Officers of the Duplin County Sheriff’s Office observed a vehicle leaving a residence where they had received several complaints of narcotics being sold. Defendant was in the passenger seat of the vehicle, and the officers recognized him from past encounters and arrests for marijuana possession. The officers also observed a box of ammunition on the back seat and noted that the vehicle was not registered to any of the occupants. After a K-9 unit arrived and signaled the possible presence of illegal substances, the officers searched and found a vacuum-sealed bag of possible marijuana under defendant’s seat. The search also turned up a digital scale and a large amount of cash. Chemical analysis later determined the substance was marijuana.

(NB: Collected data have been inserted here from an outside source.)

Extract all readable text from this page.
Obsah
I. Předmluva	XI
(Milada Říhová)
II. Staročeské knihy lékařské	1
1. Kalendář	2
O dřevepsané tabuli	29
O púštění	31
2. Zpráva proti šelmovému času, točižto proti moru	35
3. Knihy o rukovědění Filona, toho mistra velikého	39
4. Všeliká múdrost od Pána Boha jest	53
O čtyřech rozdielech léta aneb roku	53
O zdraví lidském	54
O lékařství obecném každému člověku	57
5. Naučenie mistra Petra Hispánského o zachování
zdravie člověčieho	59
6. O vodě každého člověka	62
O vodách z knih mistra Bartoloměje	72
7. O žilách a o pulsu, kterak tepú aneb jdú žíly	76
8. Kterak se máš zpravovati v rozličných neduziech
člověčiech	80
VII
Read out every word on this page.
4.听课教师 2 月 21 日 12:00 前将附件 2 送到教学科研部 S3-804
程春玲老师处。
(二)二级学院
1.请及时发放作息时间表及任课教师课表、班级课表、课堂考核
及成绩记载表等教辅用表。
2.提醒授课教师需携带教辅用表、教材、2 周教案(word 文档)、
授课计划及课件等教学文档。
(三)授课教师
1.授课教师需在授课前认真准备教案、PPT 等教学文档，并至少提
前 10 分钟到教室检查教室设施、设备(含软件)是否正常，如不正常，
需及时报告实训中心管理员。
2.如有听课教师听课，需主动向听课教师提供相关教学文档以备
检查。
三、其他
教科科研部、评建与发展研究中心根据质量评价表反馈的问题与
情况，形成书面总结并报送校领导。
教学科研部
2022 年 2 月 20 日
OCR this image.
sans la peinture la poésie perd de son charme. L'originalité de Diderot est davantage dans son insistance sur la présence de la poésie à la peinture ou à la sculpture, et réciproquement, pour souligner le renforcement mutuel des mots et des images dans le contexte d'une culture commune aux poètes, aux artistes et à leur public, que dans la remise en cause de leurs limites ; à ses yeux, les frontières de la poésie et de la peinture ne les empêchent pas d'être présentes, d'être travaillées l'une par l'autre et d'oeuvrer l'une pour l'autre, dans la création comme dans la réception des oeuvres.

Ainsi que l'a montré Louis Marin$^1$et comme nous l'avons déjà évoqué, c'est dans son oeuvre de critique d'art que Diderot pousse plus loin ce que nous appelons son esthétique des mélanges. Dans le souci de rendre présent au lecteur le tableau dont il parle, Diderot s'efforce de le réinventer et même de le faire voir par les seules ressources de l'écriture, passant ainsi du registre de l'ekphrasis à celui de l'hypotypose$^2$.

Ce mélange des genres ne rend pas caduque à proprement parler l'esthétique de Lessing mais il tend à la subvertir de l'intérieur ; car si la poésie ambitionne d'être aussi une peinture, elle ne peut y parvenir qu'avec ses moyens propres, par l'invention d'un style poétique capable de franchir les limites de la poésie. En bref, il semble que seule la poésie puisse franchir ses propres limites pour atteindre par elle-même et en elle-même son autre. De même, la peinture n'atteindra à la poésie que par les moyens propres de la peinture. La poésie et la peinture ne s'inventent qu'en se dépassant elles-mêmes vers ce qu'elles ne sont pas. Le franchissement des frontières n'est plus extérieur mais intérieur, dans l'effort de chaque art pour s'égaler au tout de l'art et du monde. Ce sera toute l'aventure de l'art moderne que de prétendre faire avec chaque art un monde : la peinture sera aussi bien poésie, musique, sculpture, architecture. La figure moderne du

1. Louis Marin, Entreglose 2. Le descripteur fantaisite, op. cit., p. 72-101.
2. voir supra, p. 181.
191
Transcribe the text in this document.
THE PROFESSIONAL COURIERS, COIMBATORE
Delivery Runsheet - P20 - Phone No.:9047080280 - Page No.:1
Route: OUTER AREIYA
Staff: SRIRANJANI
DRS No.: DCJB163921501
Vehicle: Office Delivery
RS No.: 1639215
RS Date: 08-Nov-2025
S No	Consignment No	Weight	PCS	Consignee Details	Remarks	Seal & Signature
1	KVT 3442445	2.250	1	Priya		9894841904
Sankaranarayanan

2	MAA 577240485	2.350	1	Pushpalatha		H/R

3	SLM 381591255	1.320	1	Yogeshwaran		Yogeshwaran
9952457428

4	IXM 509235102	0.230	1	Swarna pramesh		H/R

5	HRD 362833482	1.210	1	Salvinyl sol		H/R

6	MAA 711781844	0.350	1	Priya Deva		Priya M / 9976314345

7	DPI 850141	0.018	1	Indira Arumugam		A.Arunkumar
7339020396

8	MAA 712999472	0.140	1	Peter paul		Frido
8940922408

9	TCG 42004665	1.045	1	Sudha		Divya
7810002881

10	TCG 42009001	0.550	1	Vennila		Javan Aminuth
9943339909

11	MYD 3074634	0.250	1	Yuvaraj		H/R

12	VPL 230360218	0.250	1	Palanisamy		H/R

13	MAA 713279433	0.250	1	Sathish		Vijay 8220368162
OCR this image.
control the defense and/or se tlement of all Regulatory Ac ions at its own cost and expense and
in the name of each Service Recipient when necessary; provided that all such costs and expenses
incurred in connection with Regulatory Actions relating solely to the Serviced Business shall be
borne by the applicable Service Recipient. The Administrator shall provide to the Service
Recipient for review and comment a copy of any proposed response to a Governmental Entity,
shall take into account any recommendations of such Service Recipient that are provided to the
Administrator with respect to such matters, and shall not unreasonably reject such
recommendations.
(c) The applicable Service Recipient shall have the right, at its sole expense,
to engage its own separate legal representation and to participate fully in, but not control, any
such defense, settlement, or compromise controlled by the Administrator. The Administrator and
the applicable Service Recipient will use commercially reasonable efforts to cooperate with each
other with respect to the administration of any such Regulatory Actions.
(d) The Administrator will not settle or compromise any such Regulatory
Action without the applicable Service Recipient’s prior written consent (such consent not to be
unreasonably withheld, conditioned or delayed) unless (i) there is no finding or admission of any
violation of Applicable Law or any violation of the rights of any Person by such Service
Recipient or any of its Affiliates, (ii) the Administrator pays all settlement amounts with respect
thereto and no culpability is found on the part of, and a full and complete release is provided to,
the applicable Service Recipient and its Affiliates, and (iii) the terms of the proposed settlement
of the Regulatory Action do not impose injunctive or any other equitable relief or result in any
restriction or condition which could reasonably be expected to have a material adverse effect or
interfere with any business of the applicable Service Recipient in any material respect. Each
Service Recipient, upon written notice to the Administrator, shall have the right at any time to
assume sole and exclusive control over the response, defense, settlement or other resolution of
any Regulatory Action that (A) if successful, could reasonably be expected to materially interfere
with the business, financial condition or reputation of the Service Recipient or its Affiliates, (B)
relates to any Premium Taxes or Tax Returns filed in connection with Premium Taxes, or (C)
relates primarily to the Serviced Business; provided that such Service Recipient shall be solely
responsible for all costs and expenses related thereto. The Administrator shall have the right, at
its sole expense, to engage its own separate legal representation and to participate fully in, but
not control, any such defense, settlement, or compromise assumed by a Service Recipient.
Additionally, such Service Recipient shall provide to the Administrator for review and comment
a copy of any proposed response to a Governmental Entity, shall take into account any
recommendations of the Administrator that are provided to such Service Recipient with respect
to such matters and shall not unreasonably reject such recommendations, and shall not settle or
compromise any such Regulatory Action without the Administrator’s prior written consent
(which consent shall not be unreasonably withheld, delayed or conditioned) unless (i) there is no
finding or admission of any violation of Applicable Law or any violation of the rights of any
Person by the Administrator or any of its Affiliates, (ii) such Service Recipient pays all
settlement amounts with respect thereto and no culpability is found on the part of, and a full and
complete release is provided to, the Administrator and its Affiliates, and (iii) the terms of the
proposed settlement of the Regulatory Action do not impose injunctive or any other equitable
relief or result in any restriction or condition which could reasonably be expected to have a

At trial, defendant made a motion to suppress the bag of marijuana, arguing that the K-9 alert could not support probable cause for the seizure due to the similarity of legal hemp and illegal marijuana. Examining the trial court’s decision to deny, the Court of Appeals noted that the “totality of the circumstances” supported the seizure, because defendant made no statements about the bag containing hemp, and the officers found a digital scale and a large amount of cash in the same search, bolstering the assumption that the bag contained illegal marijuana. Slip Op. at ¶20.

The Court of Appeals also examined defendant’s claims that it was plain error not to instruct the jury that defendant must have actual knowledge the product in the bag was illegal marijuana, and that defendant’s counsel was ineffective by not requesting this jury instruction. The court disagreed on both issues, pointing to the evidence that also supported the denial of the motion to suppress.